DES MOINES, Iowa — House lawmakers are considering a series of bills aimed to fixing teacher shortages that have plagued schools across Iowa.
One piece of legislation education committee chair Dustin Hite (R-New Sharon) is working on is a alternative licensure program for teachers.
"A person who already has a bachelor's degree and three years of work experience has to get 15 credit hours of teacher education," said Hite. "And then they will be in essentially what's like a year-long internship student-teacher program."
Representatives are also considering eliminating an exam for teacher hopefuls.
"Because we hear a lot from people who maybe have been the top of their class, or towards the top of their class in college," said Hite. "But because they're not a good test taker, because they couldn't pass that exam, they're not eligible to become a licensed teacher in Iowa."
Another bill would allow student teachers to fill in as substitutes in the classrooms where they've been placed. So far, lawmakers say these proposals have bipartisan support.
"I mean, what a great way to alleviate substitute problems and get teaching students in a classroom really experiencing it in a different level," said Rep. Sharon Sue Steckman (D-Mason City), who serves as the ranking member on the education committee.
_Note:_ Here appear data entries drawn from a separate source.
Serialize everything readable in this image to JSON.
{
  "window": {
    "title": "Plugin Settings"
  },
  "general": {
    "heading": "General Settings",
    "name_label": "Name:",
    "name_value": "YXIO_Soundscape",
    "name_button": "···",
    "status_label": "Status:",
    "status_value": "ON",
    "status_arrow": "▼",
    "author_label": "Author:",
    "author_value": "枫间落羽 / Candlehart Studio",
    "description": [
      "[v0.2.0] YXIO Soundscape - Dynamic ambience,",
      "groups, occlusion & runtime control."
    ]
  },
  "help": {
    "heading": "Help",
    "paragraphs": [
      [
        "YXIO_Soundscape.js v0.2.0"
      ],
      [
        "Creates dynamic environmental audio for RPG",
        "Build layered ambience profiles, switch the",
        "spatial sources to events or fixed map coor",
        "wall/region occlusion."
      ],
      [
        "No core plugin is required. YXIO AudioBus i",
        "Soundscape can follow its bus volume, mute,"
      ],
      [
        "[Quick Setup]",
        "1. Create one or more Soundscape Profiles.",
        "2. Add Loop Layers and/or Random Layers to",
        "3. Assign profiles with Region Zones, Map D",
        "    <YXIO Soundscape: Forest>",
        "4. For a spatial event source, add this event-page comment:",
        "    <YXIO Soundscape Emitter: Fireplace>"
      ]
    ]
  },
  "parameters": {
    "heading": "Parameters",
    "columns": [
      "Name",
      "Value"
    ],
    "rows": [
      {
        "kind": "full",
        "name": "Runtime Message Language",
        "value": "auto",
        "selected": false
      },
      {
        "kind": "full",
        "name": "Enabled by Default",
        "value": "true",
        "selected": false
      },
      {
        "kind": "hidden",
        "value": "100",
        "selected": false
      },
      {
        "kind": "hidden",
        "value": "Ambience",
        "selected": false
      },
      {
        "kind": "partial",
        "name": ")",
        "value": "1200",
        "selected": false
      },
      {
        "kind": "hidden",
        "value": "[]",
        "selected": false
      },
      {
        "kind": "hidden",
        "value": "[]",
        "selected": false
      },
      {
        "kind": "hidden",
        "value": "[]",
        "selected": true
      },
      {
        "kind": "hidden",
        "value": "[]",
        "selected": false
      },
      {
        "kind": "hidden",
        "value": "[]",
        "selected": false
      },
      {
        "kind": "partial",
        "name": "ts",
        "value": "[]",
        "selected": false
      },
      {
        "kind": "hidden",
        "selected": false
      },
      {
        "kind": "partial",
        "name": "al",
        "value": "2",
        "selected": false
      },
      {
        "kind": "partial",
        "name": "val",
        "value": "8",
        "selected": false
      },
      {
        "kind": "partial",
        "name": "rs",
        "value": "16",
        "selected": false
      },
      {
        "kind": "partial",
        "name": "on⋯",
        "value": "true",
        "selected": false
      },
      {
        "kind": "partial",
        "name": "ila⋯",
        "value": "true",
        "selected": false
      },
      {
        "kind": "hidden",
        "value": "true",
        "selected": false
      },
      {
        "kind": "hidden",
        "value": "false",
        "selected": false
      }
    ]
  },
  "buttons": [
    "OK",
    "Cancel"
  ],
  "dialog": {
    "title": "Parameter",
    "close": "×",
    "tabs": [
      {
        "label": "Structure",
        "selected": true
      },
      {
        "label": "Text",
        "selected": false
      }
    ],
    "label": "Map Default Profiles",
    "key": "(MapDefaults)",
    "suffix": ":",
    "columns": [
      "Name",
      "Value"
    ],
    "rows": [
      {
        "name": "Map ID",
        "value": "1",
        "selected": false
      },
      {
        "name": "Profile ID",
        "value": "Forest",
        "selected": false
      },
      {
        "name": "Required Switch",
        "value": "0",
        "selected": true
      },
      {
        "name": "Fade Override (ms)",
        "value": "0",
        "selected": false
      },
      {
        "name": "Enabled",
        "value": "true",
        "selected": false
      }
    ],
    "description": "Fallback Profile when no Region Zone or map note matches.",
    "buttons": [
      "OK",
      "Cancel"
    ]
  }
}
The Iowa State Education Association (ISEA) said it is in support of these proposals, but there is much more to be done, especially to retain current teachers.
"We also must look at the funding levels that we have here in the state," said ISEA President Mike Beranek. "Our overcrowded classrooms, the working conditions, the demands put on educators."
Another proposal aims to lower the threshold student-teachers would need to reach in order to qualify for certain state scholarships. Currently, students must be in the top 25% of their class, but this would allow the top 50% to qualify.